1. August 2015, VLN5 – 47. ADAC Barbarossapreis

Training und Qualifing

Auf Grund der Vorkommnisse in den vergangenen VLN Läufen entschied sich Schläppi Race Tec dafür, diesmal schon am Donnerstag anzureisen, um am Freitagmorgen das Freie Training dafür zu Nutzen, den Honert Schrauben Clio auf Herz und Nieren zu prüfen und eventuelle Fehlerquellen zu eliminieren.
Die Testfahrten verliefen zur Zufriedenheit aller Anwesenden ohne grössere Zwischenfälle und der Clio mit den beiden Fahrern Holger Goedicke und Fabian Danz absolvierte einen mehrstündigen Longrun auf dem Grand Prix Kurs.
Am Nachmittag ging es dann wieder auf die 25km lange Nordschleife. Auch hier konnten wir zügige Trainingsrunden absolvieren und uns nach einer längeren Pause wieder etwas an die Strecke gewöhnen.

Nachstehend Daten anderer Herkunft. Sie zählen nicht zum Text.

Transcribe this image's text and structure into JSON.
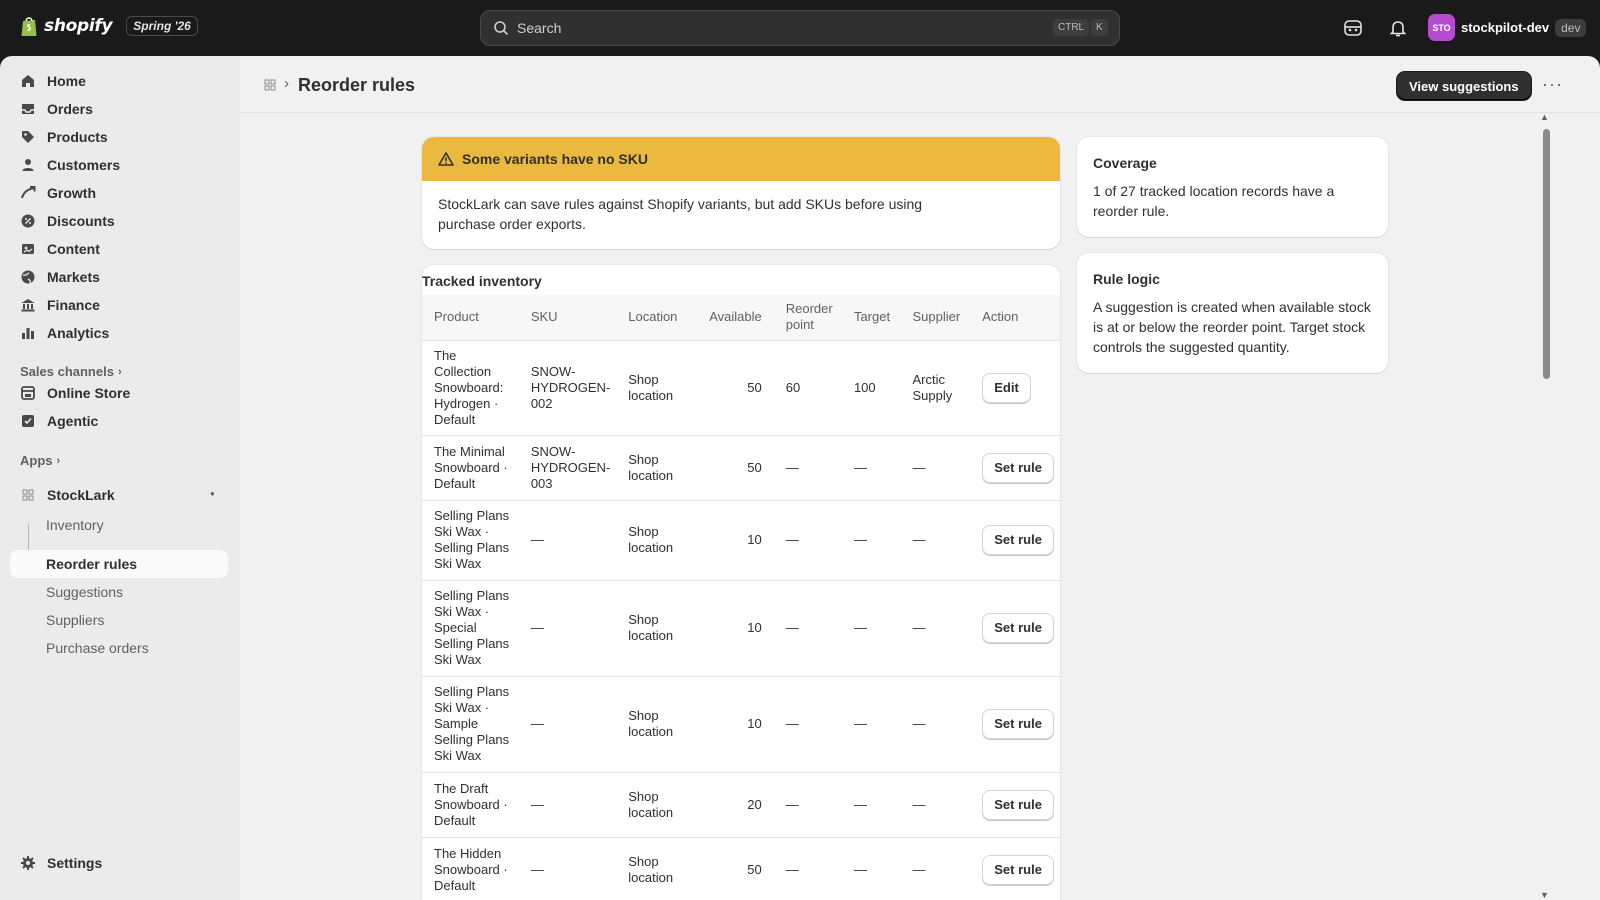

Das Zeitfahren am Morgen eröffnete Fabian mit einer ihn nicht zufriedenstellenden 9.39er Runde. Die beiden nachfolgenden Fahrer Holger Goedicke und Mathias Schläppi konnten jedoch auf Grund des Verkehrs und der Reifenwahl die Zeit nicht mehr unterbieten. So platzierten wir den Honert Schrauben Clio auf dem zweiten Rang in der SP3 Klasse, direkt hinter unseren Hauptkonkurrenten von Gronek Motorsport.

Rennen

Den Start bestritt diesmal Holger Goedicke. Mit schnellen Runden am Anfang, setzte er den Grundstein für eine packende Aufholjagd. Leider wurde diese auf Grund eines Problems mit den Reifen schneller beendet als uns lieb war und Holger musste nach ca. 1h 20min die Box ansteuern. Bei dieser Gelegenheit stieg Fabian ins Auto und jagte den Clio die nächsten 2 Stunden um den anspruchsvollen Rundkurs. Das dabei der Funkkontakt abbrach war sicherlich nicht gerade eine Hilfe, wurde aber von beiden Seiten her bravourös gemeistert. Schläppi Race Tec war über lange Zeit konstant schneller als die Konkurrenz, musste aber durch den verfrühten Stopp 40min vor Schluss noch einmal einen Tankstopp einlegen.
Für den letzten Stint gab dann der schnelle Teamchef Mathias Schläppi sein Comback in der VLN. Doch der Rückstand war auf Grund des zusätzlichen Boxenstopps zu gross und so überquerte er die Ziellinie nach 4 Stunden Renndistanz an zweiter Stelle der SP3 Klasse.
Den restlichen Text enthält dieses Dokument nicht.